Nafasnya tersentak keras. "Ah... hmm? Azra... Aku jadi nggak bisa mikir kalo kamu... ya Ampun! Begitu di sana..Yes! Yes! Oh God...." Sengalnya seiring dengan jari Azra yang menggila di daerah selatan tubuhnya.
"Good. Jangan berpikir. Rasain aja. Open your leg, Baby. Lebaran dikit. Oh yeah. Aku suka banget kalo kamu kaya gitu. Bayangin yang kamu gituin... hmmm... you drive me crazy."
Salah! Yang gila di sini itu dia. Jelas dia. Otaknya seketika tumpul, nggak bisa berpikir kalau Azra melakukan 'itu' padanya. Dia suka.
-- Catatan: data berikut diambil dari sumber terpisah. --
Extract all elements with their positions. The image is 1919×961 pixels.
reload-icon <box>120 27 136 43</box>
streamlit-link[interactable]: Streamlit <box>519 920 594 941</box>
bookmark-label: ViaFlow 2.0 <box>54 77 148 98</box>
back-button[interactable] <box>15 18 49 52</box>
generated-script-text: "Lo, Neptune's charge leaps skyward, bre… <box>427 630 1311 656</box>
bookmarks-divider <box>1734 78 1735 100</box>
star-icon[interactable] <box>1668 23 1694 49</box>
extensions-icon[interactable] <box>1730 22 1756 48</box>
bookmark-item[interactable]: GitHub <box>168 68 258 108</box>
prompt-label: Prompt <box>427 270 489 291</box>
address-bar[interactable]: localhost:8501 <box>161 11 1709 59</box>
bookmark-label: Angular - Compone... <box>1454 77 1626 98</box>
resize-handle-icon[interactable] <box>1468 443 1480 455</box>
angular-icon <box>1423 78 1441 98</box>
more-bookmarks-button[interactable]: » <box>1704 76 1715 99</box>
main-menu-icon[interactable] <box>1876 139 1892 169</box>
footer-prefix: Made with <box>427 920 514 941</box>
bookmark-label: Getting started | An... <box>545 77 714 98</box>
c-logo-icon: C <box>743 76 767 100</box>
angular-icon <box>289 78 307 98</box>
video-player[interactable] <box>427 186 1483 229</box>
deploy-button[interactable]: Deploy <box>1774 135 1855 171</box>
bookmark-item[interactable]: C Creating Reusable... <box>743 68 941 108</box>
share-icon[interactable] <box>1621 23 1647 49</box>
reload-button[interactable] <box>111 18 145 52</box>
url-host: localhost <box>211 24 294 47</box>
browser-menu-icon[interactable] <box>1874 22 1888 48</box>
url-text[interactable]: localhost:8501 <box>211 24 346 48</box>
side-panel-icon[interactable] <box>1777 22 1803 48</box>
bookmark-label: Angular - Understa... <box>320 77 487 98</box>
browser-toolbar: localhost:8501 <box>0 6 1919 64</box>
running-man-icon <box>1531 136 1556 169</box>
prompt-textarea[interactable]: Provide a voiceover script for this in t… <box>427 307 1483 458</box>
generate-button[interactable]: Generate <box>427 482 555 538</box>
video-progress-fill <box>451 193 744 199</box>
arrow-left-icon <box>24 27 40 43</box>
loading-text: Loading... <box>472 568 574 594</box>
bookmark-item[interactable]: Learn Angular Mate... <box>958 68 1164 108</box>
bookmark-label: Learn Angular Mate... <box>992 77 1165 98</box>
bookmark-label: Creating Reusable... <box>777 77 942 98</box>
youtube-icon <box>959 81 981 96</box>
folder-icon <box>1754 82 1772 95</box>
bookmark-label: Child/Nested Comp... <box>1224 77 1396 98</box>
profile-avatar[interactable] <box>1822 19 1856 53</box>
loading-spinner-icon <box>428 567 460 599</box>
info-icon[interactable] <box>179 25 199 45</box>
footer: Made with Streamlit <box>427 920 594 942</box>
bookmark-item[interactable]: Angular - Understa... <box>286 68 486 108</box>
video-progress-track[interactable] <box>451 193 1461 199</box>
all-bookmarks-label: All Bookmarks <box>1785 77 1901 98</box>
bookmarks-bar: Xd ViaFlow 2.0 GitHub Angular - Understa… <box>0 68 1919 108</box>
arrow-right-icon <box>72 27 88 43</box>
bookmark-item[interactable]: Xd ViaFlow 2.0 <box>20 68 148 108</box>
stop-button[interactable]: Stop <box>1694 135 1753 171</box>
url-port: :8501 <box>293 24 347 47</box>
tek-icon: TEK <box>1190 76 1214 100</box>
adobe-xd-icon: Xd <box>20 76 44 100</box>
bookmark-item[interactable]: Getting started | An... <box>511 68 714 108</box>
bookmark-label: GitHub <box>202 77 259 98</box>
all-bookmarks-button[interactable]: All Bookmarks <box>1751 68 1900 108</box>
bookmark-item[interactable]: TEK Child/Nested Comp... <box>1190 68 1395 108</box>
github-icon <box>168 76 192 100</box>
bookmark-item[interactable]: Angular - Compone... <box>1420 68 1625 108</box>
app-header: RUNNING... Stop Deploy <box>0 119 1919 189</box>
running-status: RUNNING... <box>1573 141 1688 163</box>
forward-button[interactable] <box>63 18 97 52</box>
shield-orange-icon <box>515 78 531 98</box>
Dia nggak pernah bilang apapun tentang hal ini pada Azra, tapi sepertinya suaminya itu tahu.
Dan yang paling mengherankan, tiap kali Azra menyemangati, atau memujinya dengan kalimat nggak senonoh yang normalnya bisa bikin kuping panas dan siapapun malu sendiri saat mendengarnya, dia malah merasa kenikmatannya terasa dua kali lebih intens dan lebih memuaskan jika Azra mulai berbicara padanya seperti itu
Kan, dia pasti nggak normal! Mana ada cewek baik - baik yang kaya dia?!
"Azra!!" Dia memekik saat dia sampai, hanya dengan jari dan mulut nakal suaminya, dia bisa sampai sehebat ini. Mengetahui hal itu membuat Azra tersenyum di belakang telinganya.
"Lega?" Tanyanya pelan. Suaranya jahil, tapi kilatan matanya sama sekali jauh dari jahil.
"Hmm, tapi aku masih sensitif banget, jangan digodain di sana." Protesnya manja, nafasnya masih tidak beraturan, susul menyusul.
"Aku mau kamu beneran siap. No, no. Jangan tidur dulu. Aku belum. Terima aku dulu, Sayang. Siap?"
Dan selanjutnya, seperti yang terjadi beberapa jam yang lalu di kamar ini, yang terdengar hanyalah geraman Azra dan pekikan tertahan Icha.
Untungnya, kamar utama mereka sudah di design kedap suara. Nggak kebayang rasanya jadi tetangga mereka kalau suaranya tembus ke luar. Semalam bisa lebih dari dua kali terdengar yang begitu. Perks of being a newly married.